The Gateway Development Commission selected MPA Delivery Partners as the delivery partner for the $16 billion Hudson Tunnel project to create a new rail tunnel between northern New Jersey and New York City. MPA is a joint venture of Mace North America Ltd., Parsons Corp. and Arcadis of New York Inc.
Gateway’s board of commissioners voted unanimously on Feb. 28 to authorize the award of the contract to MPA. As the project delivery partner, MPA will provide Gateway with project management services including interface risk management, cost and schedule assurance, safety and quality management, as well as innovation and value engineering, according to the commission.
Kris Kolluri, CEO of Gateway, said the contract is important to meet the Federal Transit Administration’s technical capability requirements, as well as ensure Gateway has access to industry expertise.
“It is critical to ensure that we have access to the right human capital to execute this project in the most efficient and cost-effective manner,” he said during the meeting.
The board also authorized MPA to proceed with $26.8 million in Phase A task orders through September. The nine task orders include work such as managing the construction of the Hudson River Soil Stabilization Project, which is needed for a portion of the river before the tunnel.
Gateway then plans to award Phase B task orders to MPA through 2030 with the option to extend the deadline for three-year extensions up to three times. The award will require further approval by the Gateway board.
Work on the 4.5 miles of track and the two-tube tunnel is scheduled to be completed by 2035. After that, Gateway plans to rehabilitate the existing North River Tunnels. The rehabilitation work is scheduled to end in 2038.
Gateway was formed in conjunction with officials from New York and New Jersey to lead the multi-jurisdictional tunnel project and other rail infrastructure improvements along the Northeast Corridor between Newark, NJ and Penn Station in Manhattan.
The delivery partner method has been successfully used in major projects overseas, such as the London 2012 Olympic Games. In a joint statement, Gateway curators Alicia Glen, Balpreet Grewal-Virk and Tony Coscia, they said that MPA “will be the arms and legs that enable [Gateway] to continue to move this project forward at high speed as we prepare to begin heavy construction.”
MPA brings previous experience working on other projects with the delivery partner model. Mace Group worked on the 2012 Olympics project, along with other companies such as CH2M Hill, where Priya Jain, president of Mace Americas, was working at the time. Mace is also working as part of a consortium of delivery partners for a Metrolinx subway project in Ontario, Canada, and on school and hospital projects in Peru. Jain says the model is “all about setting the culture, behavior and training the right people” who can pick up the work and execute it.
“It’s about getting results,” he says. “We all work for companies with their own agendas, but at the end of the day, it’s an outcome we’re all moving towards.”
MPA is committed to exceeding Gateway’s 20.05% disadvantaged business enterprise target, according to a Gateway staff presentation at the meeting. To do this, Jain says the project team has already held DBE events and reached out to partners from previous projects. The key will be for partners to track their DBE participation progress as they progress and hold themselves accountable.

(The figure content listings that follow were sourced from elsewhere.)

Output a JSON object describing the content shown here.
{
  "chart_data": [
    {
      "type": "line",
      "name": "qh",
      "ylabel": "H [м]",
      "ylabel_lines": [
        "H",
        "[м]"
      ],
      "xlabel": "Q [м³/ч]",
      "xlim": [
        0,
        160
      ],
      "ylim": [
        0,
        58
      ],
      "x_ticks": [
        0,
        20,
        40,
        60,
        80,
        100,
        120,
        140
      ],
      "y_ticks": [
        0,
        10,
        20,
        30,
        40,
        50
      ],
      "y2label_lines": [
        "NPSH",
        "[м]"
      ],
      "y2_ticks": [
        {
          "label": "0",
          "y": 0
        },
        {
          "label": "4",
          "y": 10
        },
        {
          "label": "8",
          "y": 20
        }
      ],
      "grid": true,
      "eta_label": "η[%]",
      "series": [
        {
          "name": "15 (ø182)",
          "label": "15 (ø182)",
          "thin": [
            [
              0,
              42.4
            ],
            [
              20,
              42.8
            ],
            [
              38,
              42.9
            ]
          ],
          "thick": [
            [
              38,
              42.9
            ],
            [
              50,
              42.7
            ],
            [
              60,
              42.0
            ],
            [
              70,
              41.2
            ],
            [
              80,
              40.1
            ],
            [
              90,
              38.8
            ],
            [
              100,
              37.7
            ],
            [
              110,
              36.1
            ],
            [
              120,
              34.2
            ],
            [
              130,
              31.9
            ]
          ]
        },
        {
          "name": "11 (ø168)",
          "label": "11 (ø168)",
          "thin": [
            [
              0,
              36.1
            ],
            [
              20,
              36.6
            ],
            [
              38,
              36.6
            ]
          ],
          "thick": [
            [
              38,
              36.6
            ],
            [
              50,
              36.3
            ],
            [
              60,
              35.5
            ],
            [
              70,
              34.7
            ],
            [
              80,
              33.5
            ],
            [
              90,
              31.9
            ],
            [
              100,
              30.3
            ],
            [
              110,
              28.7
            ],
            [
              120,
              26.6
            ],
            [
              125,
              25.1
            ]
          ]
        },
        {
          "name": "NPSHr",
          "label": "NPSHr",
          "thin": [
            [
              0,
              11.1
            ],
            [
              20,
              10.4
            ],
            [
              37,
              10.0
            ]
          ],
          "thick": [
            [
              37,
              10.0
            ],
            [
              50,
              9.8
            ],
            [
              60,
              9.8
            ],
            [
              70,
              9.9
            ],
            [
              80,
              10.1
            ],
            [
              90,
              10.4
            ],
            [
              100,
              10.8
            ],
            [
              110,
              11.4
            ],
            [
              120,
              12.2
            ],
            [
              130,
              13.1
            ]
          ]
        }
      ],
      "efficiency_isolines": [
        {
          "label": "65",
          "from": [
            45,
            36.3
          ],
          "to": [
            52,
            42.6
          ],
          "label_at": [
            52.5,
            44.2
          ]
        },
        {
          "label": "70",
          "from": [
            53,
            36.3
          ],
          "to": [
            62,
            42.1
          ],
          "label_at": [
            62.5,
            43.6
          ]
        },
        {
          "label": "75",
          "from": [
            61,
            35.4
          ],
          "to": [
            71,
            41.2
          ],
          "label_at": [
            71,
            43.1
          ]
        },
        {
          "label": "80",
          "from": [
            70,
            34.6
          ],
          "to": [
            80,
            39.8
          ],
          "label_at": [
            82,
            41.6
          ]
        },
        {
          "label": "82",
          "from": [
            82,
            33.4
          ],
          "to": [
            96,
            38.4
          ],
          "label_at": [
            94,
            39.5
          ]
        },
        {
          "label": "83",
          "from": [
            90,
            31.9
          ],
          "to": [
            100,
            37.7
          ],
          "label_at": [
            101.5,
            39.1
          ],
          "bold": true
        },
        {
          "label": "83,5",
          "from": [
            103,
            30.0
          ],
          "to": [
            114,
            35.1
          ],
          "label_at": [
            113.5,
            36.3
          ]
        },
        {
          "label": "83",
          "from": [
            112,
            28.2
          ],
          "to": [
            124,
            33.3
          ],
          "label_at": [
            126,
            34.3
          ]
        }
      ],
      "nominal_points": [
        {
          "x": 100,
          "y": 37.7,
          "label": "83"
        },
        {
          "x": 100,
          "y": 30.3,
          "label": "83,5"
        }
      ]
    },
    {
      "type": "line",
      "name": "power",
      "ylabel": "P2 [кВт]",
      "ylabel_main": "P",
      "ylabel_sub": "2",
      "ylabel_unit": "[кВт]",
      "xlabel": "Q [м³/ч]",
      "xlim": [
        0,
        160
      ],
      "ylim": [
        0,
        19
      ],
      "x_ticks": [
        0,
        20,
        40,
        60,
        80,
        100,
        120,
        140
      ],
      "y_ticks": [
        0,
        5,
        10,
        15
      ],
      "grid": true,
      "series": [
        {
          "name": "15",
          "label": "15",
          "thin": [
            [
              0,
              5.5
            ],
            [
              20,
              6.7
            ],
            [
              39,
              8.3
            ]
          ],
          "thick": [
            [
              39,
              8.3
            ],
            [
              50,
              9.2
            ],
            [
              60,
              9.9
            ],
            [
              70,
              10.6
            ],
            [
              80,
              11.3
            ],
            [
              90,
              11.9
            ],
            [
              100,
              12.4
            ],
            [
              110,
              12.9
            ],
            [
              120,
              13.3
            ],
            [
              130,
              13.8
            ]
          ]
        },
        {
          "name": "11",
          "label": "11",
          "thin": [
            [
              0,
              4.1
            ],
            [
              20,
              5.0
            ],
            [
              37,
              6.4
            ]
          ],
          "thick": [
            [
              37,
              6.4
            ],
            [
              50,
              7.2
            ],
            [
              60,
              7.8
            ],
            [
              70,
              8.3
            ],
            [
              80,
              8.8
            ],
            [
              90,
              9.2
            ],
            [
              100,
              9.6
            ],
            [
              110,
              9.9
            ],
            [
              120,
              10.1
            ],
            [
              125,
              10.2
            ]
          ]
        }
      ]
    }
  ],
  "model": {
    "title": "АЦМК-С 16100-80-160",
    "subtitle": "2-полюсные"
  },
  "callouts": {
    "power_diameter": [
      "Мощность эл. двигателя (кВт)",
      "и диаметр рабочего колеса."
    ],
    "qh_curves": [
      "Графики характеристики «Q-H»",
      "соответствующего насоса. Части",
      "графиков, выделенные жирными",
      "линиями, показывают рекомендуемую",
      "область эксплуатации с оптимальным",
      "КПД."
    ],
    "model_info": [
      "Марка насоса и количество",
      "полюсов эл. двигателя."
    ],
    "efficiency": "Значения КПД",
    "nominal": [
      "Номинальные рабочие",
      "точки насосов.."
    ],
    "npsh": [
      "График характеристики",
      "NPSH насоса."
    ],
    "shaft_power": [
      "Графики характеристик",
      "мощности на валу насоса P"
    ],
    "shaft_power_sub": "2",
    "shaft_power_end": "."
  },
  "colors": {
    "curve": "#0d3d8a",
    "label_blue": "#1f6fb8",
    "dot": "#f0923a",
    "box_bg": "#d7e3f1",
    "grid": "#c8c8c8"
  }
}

Kolluri said recruitment for the delivery partner began 18 months ago. Amtrak issued a request for qualifications on behalf of Gateway in late 2022. Gateway selected three teams last May. In addition to MPA, they included a joint venture between Bechtel and HNTB and Hudson Delivery Partnership, a team from Atkins North America Inc., Arup US Inc. and The McKissack Group Inc.
“This contract has been carefully calibrated,” Kolluri said. “And it also preserves total control in the contract and its execution with [Gateway] and the board.”
During the Feb. 28 meeting, Gateway’s board also voted to authorize agreements with New York State, the Port Authority of New York and New Jersey and New Jersey Transit for the local funding share that will allow the Gateway receive federal loans through the US Department. of the financing program for the improvement and rehabilitation of the transport railway. In a statement, Gateway said it expects to close the loans in the coming months. Mark Fialkowski, president of infrastructure for North America at Parsons, said in a statement that the team is ready to “unlock the full economic and social potential of the Hudson Tunnel project.”
Gateway has advanced other parts of the project recently. In early February, it awarded a contract to Weeks Marine Inc. for the Hudson River Soil Stabilization Project. Gateway has also shortlisted teams invited to submit tunnel proposals at the New Jersey and New York ends of the tunnel, and early work is underway on non-tunnel construction packages on both sides of the river.
This story has been updated with comments from the joint venture.